Testing the accuracy of palaeo-CO2 estimates from the Franks leaf gas exchange model

In light of anthropogenic climate change, the use of palaeo-CO₂ proxies to reconstruct past atmospheric pCO₂ is essential for understanding the impact of CO₂ variations on the Earth's climate. The mechanistic leaf gas exchange model of Franks et al. (2014) utilises the relationship between atmospheric pCO₂ and chemical and morphological traits of leaf fossils to reconstruct pCO₂. While the model has shown promising results, its broader applicability remains unclear, particularly whether there are consistent off-sets in pCO₂ estimates among major plant clades. Here, we evaluate the performance of the model across different phylogenetic groups (five ferns, six gymnosperms, five angiosperms), with generic input values and recommended adjustments to isotopic values, assimilation rates and the scaling of stomatal conductance. Results show species-specific variations with generic values; a clade-level bias is therefore unlikely.
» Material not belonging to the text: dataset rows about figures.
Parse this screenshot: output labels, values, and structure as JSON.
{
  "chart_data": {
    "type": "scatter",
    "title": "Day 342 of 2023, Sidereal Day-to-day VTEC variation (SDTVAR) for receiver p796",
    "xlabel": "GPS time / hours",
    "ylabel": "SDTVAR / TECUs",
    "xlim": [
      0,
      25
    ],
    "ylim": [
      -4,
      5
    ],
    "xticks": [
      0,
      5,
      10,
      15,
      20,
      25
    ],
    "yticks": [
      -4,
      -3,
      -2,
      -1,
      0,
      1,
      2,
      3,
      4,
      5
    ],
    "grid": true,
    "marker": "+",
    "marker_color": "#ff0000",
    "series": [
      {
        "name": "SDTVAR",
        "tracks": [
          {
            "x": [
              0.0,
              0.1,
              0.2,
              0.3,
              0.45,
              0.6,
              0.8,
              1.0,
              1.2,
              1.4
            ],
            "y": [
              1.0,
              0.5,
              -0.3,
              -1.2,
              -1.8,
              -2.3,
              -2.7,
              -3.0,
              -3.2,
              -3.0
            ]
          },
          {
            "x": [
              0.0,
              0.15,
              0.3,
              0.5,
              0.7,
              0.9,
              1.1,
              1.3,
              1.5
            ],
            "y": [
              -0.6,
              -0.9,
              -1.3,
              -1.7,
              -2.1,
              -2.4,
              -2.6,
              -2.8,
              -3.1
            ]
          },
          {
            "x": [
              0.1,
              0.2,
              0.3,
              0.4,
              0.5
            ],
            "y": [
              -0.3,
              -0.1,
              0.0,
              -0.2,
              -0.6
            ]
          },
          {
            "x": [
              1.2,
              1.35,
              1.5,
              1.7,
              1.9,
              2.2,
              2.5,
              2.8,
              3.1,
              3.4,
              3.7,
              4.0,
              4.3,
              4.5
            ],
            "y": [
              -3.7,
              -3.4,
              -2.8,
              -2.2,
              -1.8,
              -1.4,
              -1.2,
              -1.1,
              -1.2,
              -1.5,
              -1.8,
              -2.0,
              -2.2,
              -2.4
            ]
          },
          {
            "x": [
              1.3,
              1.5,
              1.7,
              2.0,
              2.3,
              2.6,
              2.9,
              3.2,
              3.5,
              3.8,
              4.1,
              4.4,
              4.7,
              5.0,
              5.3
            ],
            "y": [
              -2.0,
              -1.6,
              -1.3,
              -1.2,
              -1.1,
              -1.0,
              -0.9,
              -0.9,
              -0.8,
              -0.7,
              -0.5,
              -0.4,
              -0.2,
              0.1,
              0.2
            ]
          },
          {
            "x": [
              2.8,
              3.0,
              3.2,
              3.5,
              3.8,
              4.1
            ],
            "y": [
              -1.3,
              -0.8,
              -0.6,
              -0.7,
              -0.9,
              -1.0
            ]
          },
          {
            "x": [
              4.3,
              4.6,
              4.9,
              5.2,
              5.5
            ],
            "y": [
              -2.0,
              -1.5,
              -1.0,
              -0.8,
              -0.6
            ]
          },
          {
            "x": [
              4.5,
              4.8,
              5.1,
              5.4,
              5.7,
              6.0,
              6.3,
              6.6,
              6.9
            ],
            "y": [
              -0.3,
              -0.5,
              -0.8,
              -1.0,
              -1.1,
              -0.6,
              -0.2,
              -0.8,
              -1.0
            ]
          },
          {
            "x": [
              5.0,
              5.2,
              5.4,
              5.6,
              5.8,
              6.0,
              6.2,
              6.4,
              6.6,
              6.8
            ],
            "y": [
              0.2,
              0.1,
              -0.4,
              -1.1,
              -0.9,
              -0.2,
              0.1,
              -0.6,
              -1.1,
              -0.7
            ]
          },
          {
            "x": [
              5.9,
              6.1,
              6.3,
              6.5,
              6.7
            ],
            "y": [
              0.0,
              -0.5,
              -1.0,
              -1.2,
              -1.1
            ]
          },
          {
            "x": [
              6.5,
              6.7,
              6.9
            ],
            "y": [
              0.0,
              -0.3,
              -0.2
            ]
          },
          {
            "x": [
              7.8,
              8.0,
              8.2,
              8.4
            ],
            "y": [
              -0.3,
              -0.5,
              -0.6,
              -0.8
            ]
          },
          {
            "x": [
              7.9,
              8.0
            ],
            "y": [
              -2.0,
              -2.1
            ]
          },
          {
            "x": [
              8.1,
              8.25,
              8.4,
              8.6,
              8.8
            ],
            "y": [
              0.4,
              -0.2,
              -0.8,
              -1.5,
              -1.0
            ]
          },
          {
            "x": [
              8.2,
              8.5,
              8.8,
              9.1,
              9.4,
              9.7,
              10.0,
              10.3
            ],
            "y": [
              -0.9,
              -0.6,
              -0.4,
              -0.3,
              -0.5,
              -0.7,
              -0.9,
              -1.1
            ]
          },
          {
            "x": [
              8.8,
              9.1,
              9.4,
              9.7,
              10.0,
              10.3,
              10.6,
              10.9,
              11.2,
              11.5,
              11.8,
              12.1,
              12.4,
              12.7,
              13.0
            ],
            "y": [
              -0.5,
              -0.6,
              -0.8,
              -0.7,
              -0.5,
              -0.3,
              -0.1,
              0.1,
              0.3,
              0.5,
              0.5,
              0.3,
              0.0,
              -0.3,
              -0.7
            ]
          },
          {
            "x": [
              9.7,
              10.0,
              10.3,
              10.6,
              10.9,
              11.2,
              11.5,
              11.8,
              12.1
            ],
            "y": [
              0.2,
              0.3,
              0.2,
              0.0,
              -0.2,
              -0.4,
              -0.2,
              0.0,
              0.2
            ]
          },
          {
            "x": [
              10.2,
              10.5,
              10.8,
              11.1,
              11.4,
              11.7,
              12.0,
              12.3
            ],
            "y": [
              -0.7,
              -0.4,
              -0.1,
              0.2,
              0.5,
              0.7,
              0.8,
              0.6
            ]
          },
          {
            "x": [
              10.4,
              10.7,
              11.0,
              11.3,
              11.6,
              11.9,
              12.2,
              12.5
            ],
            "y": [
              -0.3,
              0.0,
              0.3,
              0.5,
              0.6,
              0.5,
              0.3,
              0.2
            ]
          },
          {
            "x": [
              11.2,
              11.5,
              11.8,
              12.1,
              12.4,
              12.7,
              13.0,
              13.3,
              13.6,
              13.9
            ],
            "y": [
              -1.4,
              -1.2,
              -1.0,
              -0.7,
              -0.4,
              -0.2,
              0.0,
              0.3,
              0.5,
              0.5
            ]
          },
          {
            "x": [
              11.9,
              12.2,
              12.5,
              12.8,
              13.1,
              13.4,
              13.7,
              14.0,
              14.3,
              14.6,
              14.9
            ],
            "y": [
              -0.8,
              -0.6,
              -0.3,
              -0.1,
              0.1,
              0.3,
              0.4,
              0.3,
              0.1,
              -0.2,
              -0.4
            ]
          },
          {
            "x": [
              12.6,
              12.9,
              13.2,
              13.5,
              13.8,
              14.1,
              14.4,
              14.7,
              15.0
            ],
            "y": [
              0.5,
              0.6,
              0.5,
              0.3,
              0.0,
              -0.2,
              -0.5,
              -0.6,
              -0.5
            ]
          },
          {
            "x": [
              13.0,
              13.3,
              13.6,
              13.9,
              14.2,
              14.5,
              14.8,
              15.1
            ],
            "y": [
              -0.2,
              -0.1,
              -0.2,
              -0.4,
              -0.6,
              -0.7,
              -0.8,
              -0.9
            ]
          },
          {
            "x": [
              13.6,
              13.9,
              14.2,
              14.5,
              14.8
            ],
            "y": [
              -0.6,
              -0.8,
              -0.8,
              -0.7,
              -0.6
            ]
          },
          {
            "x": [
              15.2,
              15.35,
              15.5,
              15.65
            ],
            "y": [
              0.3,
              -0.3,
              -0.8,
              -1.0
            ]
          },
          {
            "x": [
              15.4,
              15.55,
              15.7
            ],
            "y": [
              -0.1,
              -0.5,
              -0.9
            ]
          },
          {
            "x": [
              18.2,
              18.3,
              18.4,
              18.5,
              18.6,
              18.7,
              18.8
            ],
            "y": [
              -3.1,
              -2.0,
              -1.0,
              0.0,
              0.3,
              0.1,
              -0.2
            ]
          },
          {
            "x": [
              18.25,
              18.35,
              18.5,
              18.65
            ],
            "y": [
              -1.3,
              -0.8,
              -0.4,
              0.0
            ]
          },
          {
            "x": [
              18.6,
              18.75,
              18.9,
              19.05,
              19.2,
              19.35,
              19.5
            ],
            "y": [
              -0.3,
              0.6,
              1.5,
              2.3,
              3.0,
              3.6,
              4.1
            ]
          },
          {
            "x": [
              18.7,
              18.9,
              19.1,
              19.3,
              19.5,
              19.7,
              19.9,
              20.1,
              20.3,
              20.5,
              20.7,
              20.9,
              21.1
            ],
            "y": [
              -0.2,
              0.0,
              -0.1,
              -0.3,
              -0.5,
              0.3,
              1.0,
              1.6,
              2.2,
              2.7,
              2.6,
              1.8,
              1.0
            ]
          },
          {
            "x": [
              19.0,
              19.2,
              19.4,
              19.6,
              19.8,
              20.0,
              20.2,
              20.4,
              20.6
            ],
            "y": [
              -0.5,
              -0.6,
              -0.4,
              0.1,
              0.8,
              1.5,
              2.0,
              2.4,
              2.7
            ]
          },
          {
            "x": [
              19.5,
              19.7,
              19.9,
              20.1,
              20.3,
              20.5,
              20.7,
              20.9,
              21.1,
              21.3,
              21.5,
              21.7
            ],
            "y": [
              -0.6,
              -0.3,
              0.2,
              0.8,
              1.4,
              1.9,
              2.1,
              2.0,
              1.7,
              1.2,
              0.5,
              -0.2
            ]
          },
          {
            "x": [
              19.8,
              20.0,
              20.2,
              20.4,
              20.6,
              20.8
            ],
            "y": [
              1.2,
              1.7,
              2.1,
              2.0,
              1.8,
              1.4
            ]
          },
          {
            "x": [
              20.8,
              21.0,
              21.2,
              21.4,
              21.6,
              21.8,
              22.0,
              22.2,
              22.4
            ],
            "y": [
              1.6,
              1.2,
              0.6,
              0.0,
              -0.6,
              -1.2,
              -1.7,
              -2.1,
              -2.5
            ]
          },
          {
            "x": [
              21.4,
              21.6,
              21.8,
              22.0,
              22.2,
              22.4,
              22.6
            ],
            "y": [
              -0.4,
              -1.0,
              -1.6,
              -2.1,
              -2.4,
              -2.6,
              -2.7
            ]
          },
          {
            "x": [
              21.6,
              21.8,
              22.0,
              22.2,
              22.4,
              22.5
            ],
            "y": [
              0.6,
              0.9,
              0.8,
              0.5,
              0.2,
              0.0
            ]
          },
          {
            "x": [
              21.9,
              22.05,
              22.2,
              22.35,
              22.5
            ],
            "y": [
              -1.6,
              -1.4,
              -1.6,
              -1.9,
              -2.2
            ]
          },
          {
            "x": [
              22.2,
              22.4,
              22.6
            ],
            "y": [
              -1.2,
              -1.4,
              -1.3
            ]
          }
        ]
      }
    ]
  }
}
As a consequence, the correction factors to remove a phylogenetic effect from isotopic values do not show improvements across plant groups. Adjustments to the assimilation rate based on phylogeny, habit and habitat result in less species-specific variation and in an improvement in pCO₂ estimates. While the minor change in the scaling value of stomatal conductance for woody angiosperms results in inconsiderable differences in accuracy, precision decreases due to higher error rates. Overall, the results of this study show that the Franks model has a strong potential for reconstructing past atmospheric pCO₂ when applied in a multitaxon framework, especially with recommended assimilation rate values.